The '0-800-090-3853' pop-ups warn users that their information, Facebook login, e-mail conversations, and credit card data may be leaked to cyber crooks, and therefore lead to loss of money and some other issues. The pop-ups state that this problem can be taken care of immediately, as soon as the visitor calls 0-800-090-3853 and asks a 'certified Microsoft expert' for help. However, you can rest assured that Microsoft Corporation would never promote their services via browser pop-ups, and the people who answer the calls to '0-800-090-3853' are in no way associated with reputable technical support services.
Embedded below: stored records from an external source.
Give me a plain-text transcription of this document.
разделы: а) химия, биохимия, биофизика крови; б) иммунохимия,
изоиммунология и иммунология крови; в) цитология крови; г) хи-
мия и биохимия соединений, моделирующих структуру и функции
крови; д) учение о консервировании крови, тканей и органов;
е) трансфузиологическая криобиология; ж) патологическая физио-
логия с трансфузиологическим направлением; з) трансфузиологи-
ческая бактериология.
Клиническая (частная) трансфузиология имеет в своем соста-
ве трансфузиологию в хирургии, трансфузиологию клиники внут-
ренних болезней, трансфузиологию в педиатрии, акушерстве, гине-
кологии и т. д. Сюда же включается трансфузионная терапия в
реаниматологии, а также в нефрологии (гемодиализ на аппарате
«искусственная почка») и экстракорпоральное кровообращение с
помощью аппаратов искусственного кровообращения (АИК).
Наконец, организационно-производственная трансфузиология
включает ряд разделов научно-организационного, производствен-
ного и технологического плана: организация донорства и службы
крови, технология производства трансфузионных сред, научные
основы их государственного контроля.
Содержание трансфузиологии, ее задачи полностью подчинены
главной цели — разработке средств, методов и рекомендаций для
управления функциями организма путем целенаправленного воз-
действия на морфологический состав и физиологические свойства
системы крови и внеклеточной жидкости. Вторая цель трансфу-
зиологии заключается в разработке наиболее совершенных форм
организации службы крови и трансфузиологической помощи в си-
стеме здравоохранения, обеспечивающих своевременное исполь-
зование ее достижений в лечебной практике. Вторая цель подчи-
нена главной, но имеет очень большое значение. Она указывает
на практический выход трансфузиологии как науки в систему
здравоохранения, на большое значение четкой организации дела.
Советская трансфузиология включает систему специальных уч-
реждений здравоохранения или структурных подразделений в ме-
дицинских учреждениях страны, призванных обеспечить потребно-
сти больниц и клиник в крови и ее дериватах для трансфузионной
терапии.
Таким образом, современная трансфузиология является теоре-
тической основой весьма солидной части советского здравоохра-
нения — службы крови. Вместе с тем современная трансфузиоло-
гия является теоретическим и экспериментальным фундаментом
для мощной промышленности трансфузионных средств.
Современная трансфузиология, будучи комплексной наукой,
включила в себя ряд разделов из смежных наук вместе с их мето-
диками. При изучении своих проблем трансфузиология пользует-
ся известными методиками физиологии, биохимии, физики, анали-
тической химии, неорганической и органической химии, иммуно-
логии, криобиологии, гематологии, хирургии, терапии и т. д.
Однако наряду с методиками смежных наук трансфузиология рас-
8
The '0-800-090-3853' pop-ups are linked to a technical support tactic that aims to collect money and information from users by convincing them to fulfill the demands of the fake computer expert who may demand money or access to the victim's machine remotely. To make their requests for cash sound more legitimate, the con artists may attempt to sell useless subscriptions to computer maintenance services, or they also may try to sell fake software products. Whatever they offer, you can rest assured that it's fake, and it is only a trick they use to get their victims to send them money knowingly.
The 'Error # SL9DW61' seen in these pop-ups is also used in several other online scams hosted on Final-urgent-trojan-notification-about-window-error-http4004.site and Support-online-pc.site, as well as phone numbers like 877-769-4179, 877-227-0785, and 844-257-9402. Encountering these messages in your web browser does not indicate an infection, but we strongly suggest that you close the messages immediately, and run an anti-malware scanner as an extra security measure.